Functioning and disability after ischemic stroke are clinically meaningful and of major relevance to patients. Despite many instruments available to assess these outcomes, little is known about their interrelation and predictive factors.
We prospectively identified 4264 patients with acute ischemic stroke from 30 hospitals in Germany during a 1-year period between 1998 and 1999 and registered them in a common data bank. The patients were centrally followed up via telephone interview after 100 days and 1 year to assess various scales such as the Barthel Index (BI), modified Rankin Scale (MRS), extended Barthel Index (EBI), Short Form-36 Physical Functioning (SF-36 PF), and Center for Epidemiologic Studies-Depression short form (CES-D).

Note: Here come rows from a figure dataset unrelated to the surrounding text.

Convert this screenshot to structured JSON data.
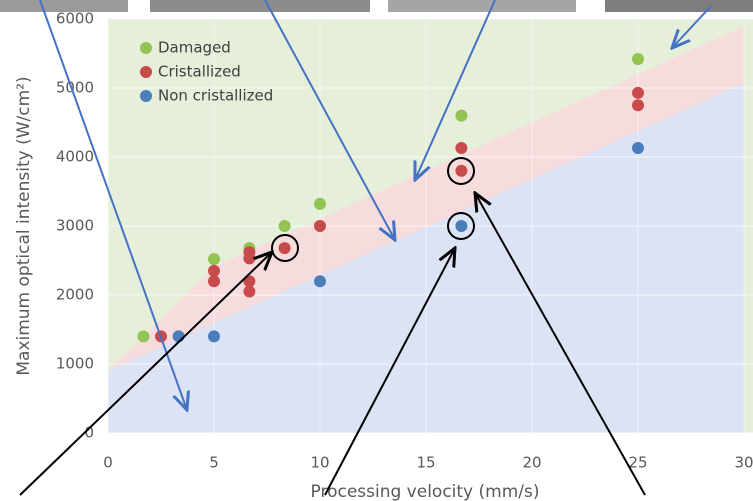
{
  "chart_data": {
    "type": "scatter",
    "xlabel": "Processing velocity (mm/s)",
    "ylabel": "Maximum optical intensity (W/cm²)",
    "xlim": [
      0,
      30
    ],
    "ylim": [
      0,
      6000
    ],
    "xticks": [
      0,
      5,
      10,
      15,
      20,
      25,
      30
    ],
    "yticks": [
      0,
      1000,
      2000,
      3000,
      4000,
      5000,
      6000
    ],
    "grid": true,
    "series": [
      {
        "name": "Damaged",
        "color": "#92c353",
        "x": [
          1.67,
          5,
          6.67,
          8.33,
          10,
          16.67,
          25
        ],
        "values": [
          1400,
          2520,
          2680,
          3000,
          3320,
          4600,
          5420
        ]
      },
      {
        "name": "Cristallized",
        "color": "#c84b4b",
        "x": [
          2.5,
          5,
          5,
          6.67,
          6.67,
          6.67,
          6.67,
          8.33,
          10,
          16.67,
          16.67,
          25,
          25
        ],
        "values": [
          1400,
          2350,
          2200,
          2620,
          2530,
          2200,
          2050,
          2680,
          3000,
          4130,
          3800,
          4930,
          4750
        ]
      },
      {
        "name": "Non cristallized",
        "color": "#4a7ebb",
        "x": [
          3.33,
          5,
          10,
          16.67,
          25
        ],
        "values": [
          1400,
          1400,
          2200,
          3000,
          4130
        ]
      }
    ]
  }
}
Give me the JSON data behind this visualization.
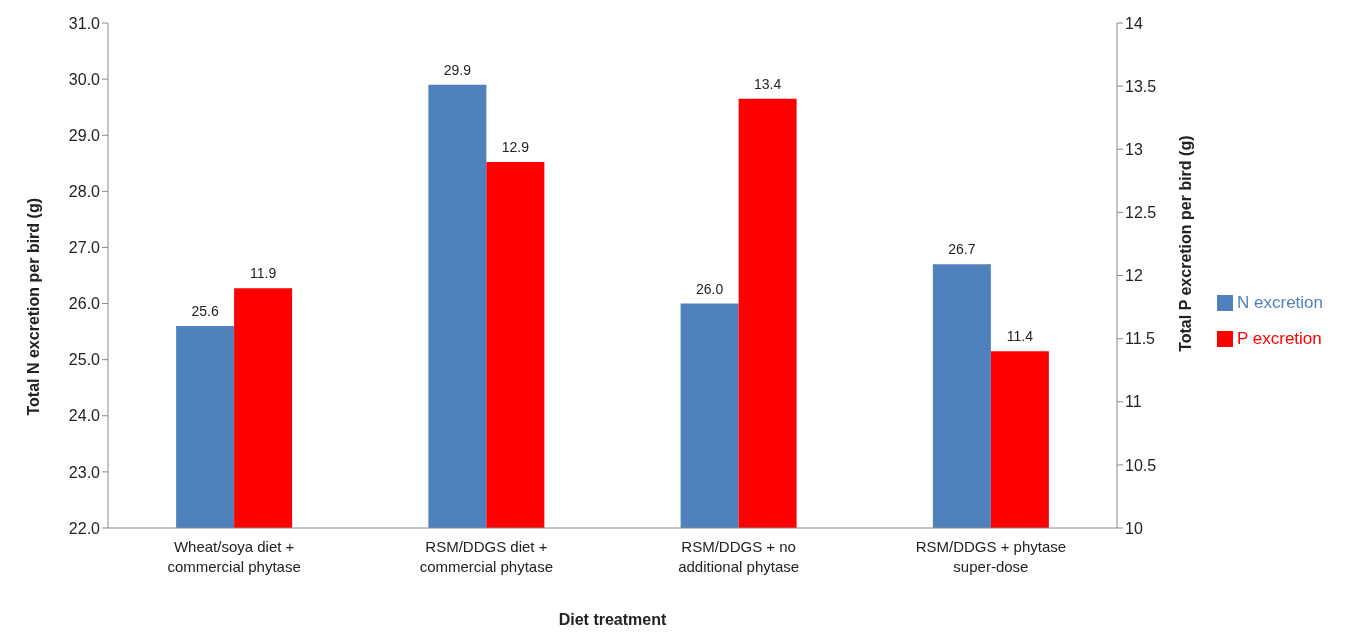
{
  "chart_data": {
    "type": "bar",
    "xlabel": "Diet treatment",
    "ylabel": "Total N excretion per bird (g)",
    "y2label": "Total P excretion per bird (g)",
    "categories": [
      "Wheat/soya diet + commercial phytase",
      "RSM/DDGS diet + commercial phytase",
      "RSM/DDGS + no additional phytase",
      "RSM/DDGS + phytase super-dose"
    ],
    "series": [
      {
        "name": "N excretion",
        "color": "#4f81bd",
        "values": [
          25.6,
          29.9,
          26.0,
          26.7
        ],
        "value_labels": [
          "25.6",
          "29.9",
          "26.0",
          "26.7"
        ]
      },
      {
        "name": "P excretion",
        "color": "#ff0000",
        "axis": "y2",
        "values": [
          11.9,
          12.9,
          13.4,
          11.4
        ],
        "value_labels": [
          "11.9",
          "12.9",
          "13.4",
          "11.4"
        ]
      }
    ],
    "ylim": [
      22,
      31
    ],
    "yticks": [
      {
        "value": 22,
        "label": "22.0"
      },
      {
        "value": 23,
        "label": "23.0"
      },
      {
        "value": 24,
        "label": "24.0"
      },
      {
        "value": 25,
        "label": "25.0"
      },
      {
        "value": 26,
        "label": "26.0"
      },
      {
        "value": 27,
        "label": "27.0"
      },
      {
        "value": 28,
        "label": "28.0"
      },
      {
        "value": 29,
        "label": "29.0"
      },
      {
        "value": 30,
        "label": "30.0"
      },
      {
        "value": 31,
        "label": "31.0"
      }
    ],
    "y2lim": [
      10,
      14
    ],
    "y2ticks": [
      10,
      10.5,
      11,
      11.5,
      12,
      12.5,
      13,
      13.5,
      14
    ],
    "grid": false,
    "legend": "right"
  }
}
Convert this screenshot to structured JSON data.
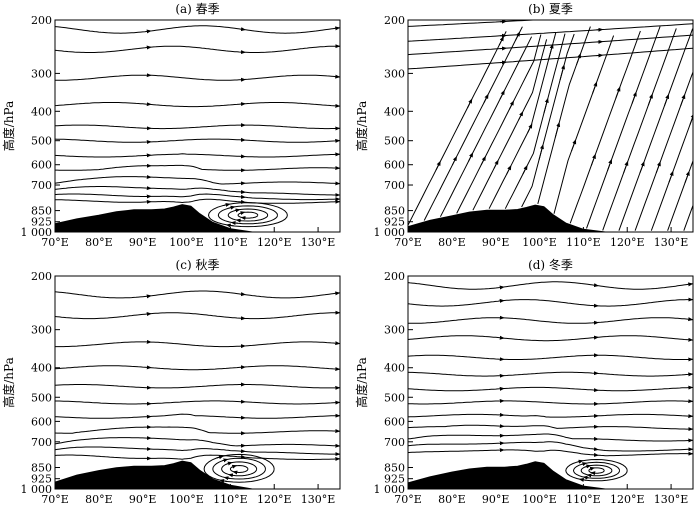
{
  "figure": {
    "y_axis_label": "高度/hPa"
  },
  "chart_data": [
    {
      "type": "streamline",
      "title": "(a) 春季",
      "ylabel": "高度/hPa",
      "y_scale": "log-pressure",
      "y_ticks": [
        "200",
        "300",
        "400",
        "500",
        "600",
        "700",
        "850",
        "925",
        "1 000"
      ],
      "x_ticks": [
        "70°E",
        "80°E",
        "90°E",
        "100°E",
        "110°E",
        "120°E",
        "130°E"
      ],
      "xlim": [
        70,
        135
      ],
      "ylim": [
        1000,
        200
      ],
      "terrain": [
        [
          70,
          940
        ],
        [
          75,
          905
        ],
        [
          80,
          880
        ],
        [
          84,
          858
        ],
        [
          88,
          845
        ],
        [
          92,
          845
        ],
        [
          95,
          840
        ],
        [
          97,
          828
        ],
        [
          99,
          812
        ],
        [
          101,
          822
        ],
        [
          103,
          870
        ],
        [
          106,
          930
        ],
        [
          110,
          975
        ],
        [
          115,
          1000
        ],
        [
          120,
          1000
        ],
        [
          135,
          1000
        ]
      ],
      "flow_heights": [
        215,
        250,
        310,
        380,
        450,
        500,
        560,
        620,
        690,
        760,
        820,
        870
      ],
      "circulation": {
        "center_lon": 114,
        "center_p": 880,
        "radius_lon": 9,
        "radius_p": 80
      },
      "flow_character": "westerly"
    },
    {
      "type": "streamline",
      "title": "(b) 夏季",
      "ylabel": "高度/hPa",
      "y_scale": "log-pressure",
      "y_ticks": [
        "200",
        "300",
        "400",
        "500",
        "600",
        "700",
        "850",
        "925",
        "1 000"
      ],
      "x_ticks": [
        "70°E",
        "80°E",
        "90°E",
        "100°E",
        "110°E",
        "120°E",
        "130°E"
      ],
      "xlim": [
        70,
        135
      ],
      "ylim": [
        1000,
        200
      ],
      "terrain": [
        [
          70,
          960
        ],
        [
          75,
          915
        ],
        [
          80,
          885
        ],
        [
          84,
          860
        ],
        [
          88,
          848
        ],
        [
          92,
          848
        ],
        [
          95,
          843
        ],
        [
          97,
          830
        ],
        [
          99,
          815
        ],
        [
          101,
          825
        ],
        [
          103,
          875
        ],
        [
          106,
          935
        ],
        [
          110,
          980
        ],
        [
          115,
          1000
        ],
        [
          120,
          1000
        ],
        [
          135,
          1000
        ]
      ],
      "flow_character": "rising"
    },
    {
      "type": "streamline",
      "title": "(c) 秋季",
      "ylabel": "高度/hPa",
      "y_scale": "log-pressure",
      "y_ticks": [
        "200",
        "300",
        "400",
        "500",
        "600",
        "700",
        "850",
        "925",
        "1 000"
      ],
      "x_ticks": [
        "70°E",
        "80°E",
        "90°E",
        "100°E",
        "110°E",
        "120°E",
        "130°E"
      ],
      "xlim": [
        70,
        135
      ],
      "ylim": [
        1000,
        200
      ],
      "terrain": [
        [
          70,
          950
        ],
        [
          75,
          900
        ],
        [
          80,
          870
        ],
        [
          84,
          852
        ],
        [
          88,
          842
        ],
        [
          92,
          842
        ],
        [
          95,
          838
        ],
        [
          97,
          826
        ],
        [
          99,
          810
        ],
        [
          101,
          820
        ],
        [
          103,
          868
        ],
        [
          106,
          928
        ],
        [
          110,
          972
        ],
        [
          115,
          1000
        ],
        [
          120,
          1000
        ],
        [
          135,
          1000
        ]
      ],
      "flow_heights": [
        230,
        270,
        335,
        400,
        460,
        520,
        580,
        650,
        720,
        790,
        860
      ],
      "circulation": {
        "center_lon": 112,
        "center_p": 860,
        "radius_lon": 8,
        "radius_p": 90
      },
      "flow_character": "westerly"
    },
    {
      "type": "streamline",
      "title": "(d) 冬季",
      "ylabel": "高度/hPa",
      "y_scale": "log-pressure",
      "y_ticks": [
        "200",
        "300",
        "400",
        "500",
        "600",
        "700",
        "850",
        "925",
        "1 000"
      ],
      "x_ticks": [
        "70°E",
        "80°E",
        "90°E",
        "100°E",
        "110°E",
        "120°E",
        "130°E"
      ],
      "xlim": [
        70,
        135
      ],
      "ylim": [
        1000,
        200
      ],
      "terrain": [
        [
          70,
          955
        ],
        [
          75,
          912
        ],
        [
          80,
          880
        ],
        [
          84,
          860
        ],
        [
          88,
          848
        ],
        [
          92,
          848
        ],
        [
          95,
          842
        ],
        [
          97,
          830
        ],
        [
          99,
          814
        ],
        [
          101,
          824
        ],
        [
          103,
          872
        ],
        [
          106,
          932
        ],
        [
          110,
          978
        ],
        [
          115,
          1000
        ],
        [
          120,
          1000
        ],
        [
          135,
          1000
        ]
      ],
      "flow_heights": [
        215,
        245,
        280,
        320,
        370,
        420,
        470,
        520,
        575,
        630,
        690,
        750,
        810
      ],
      "circulation": {
        "center_lon": 113,
        "center_p": 870,
        "radius_lon": 7,
        "radius_p": 70
      },
      "flow_character": "westerly"
    }
  ]
}
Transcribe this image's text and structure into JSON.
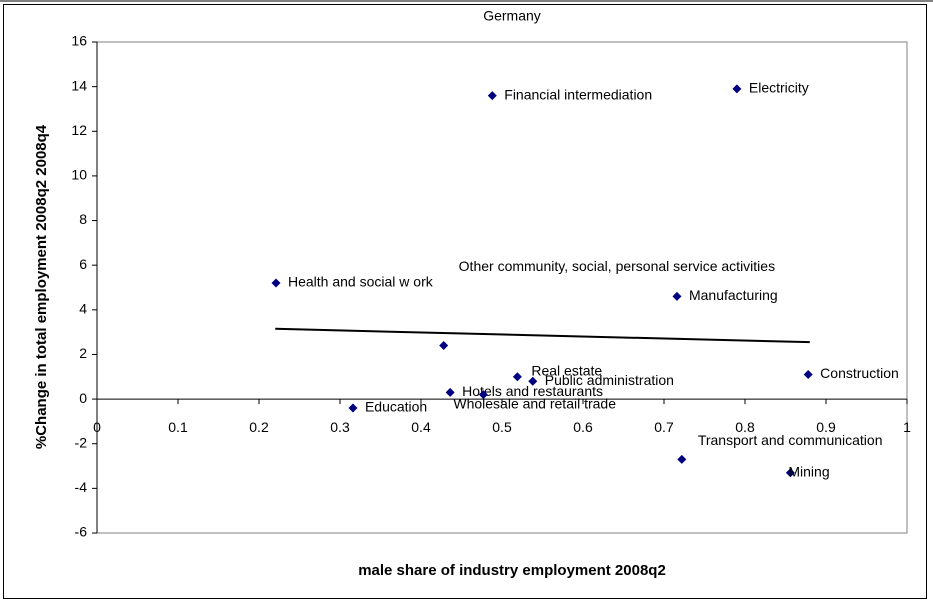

Outcome status could be assessed in 67.2% of patients 100 days after hospital admission. Of these, 13.9% had died, 53.7% had regained functional independence (BI <95), 46.3% had no or mild residual symptoms (MRS < or =1), and 44.6% had no higher cognitive deficits on the EBI. Of the patients who personally answered the follow-up questions, 67% had no major physical disability (SF-36 PF <60), and 32.9% reported symptoms classified as depression (CES-D > or =10). The high percentage of patients reaching the maximum score (ceiling effect) in the BI was less pronounced in the MRS and SF-36 PF. The predictive factors for dichotomized outcomes on each scale were similar for adverse functioning and disability but varied considerably for depression.
To avoid ceiling effects in outcome distribution of patients treated in specialized stroke centers, the MRS and SF-36 PF instruments are preferable to the BI. Parametric use of the SF-36 PF could further improve outcome measurement by considering individual treatment effects.
缺血性卒中后的功能与残疾情况具有临床意义,且对患者至关重要。尽管有多种工具可用于评估这些结局,但对它们之间的相互关系及预测因素却知之甚少。
我们在1998年至1999年的1年时间里,前瞻性地从德国30家医院中确定了4264例急性缺血性卒中患者,并将他们登记在一个公共数据库中。在100天和1年后通过电话访谈对患者进行集中随访,以评估各种量表,如巴氏指数(BI)、改良Rankin量表(MRS)、扩展巴氏指数(EBI)、简短健康调查问卷36项身体功能量表(SF-36 PF)以及流行病学研究中心抑郁量表简表(CES-D)。
入院100天后,67.2%的患者的结局状态可被评估。其中,13.9%的患者死亡,53.7%的患者恢复了功能独立(BI<95),46.3%的患者无或仅有轻微残留症状(MRS≤1),44.6%的患者在EBI上无更高的认知缺陷。在亲自回答随访问题的患者中,67%无严重身体残疾(SF-36 PF<60),32.9%报告有被归类为抑郁的症状(CES-D≥10)。在BI量表中达到最高分(天花板效应)的患者比例较高,而在MRS和SF-36 PF量表中则不太明显。各量表二分结局的预测因素在不良功能和残疾方面相似,但在抑郁方面差异很大。
为避免在专业卒中中心治疗的患者结局分布中出现天花板效应,MRS和SF-36 PF工具比BI更可取。通过考虑个体治疗效果,对SF-36 PF进行参数化使用可进一步改善结局测量。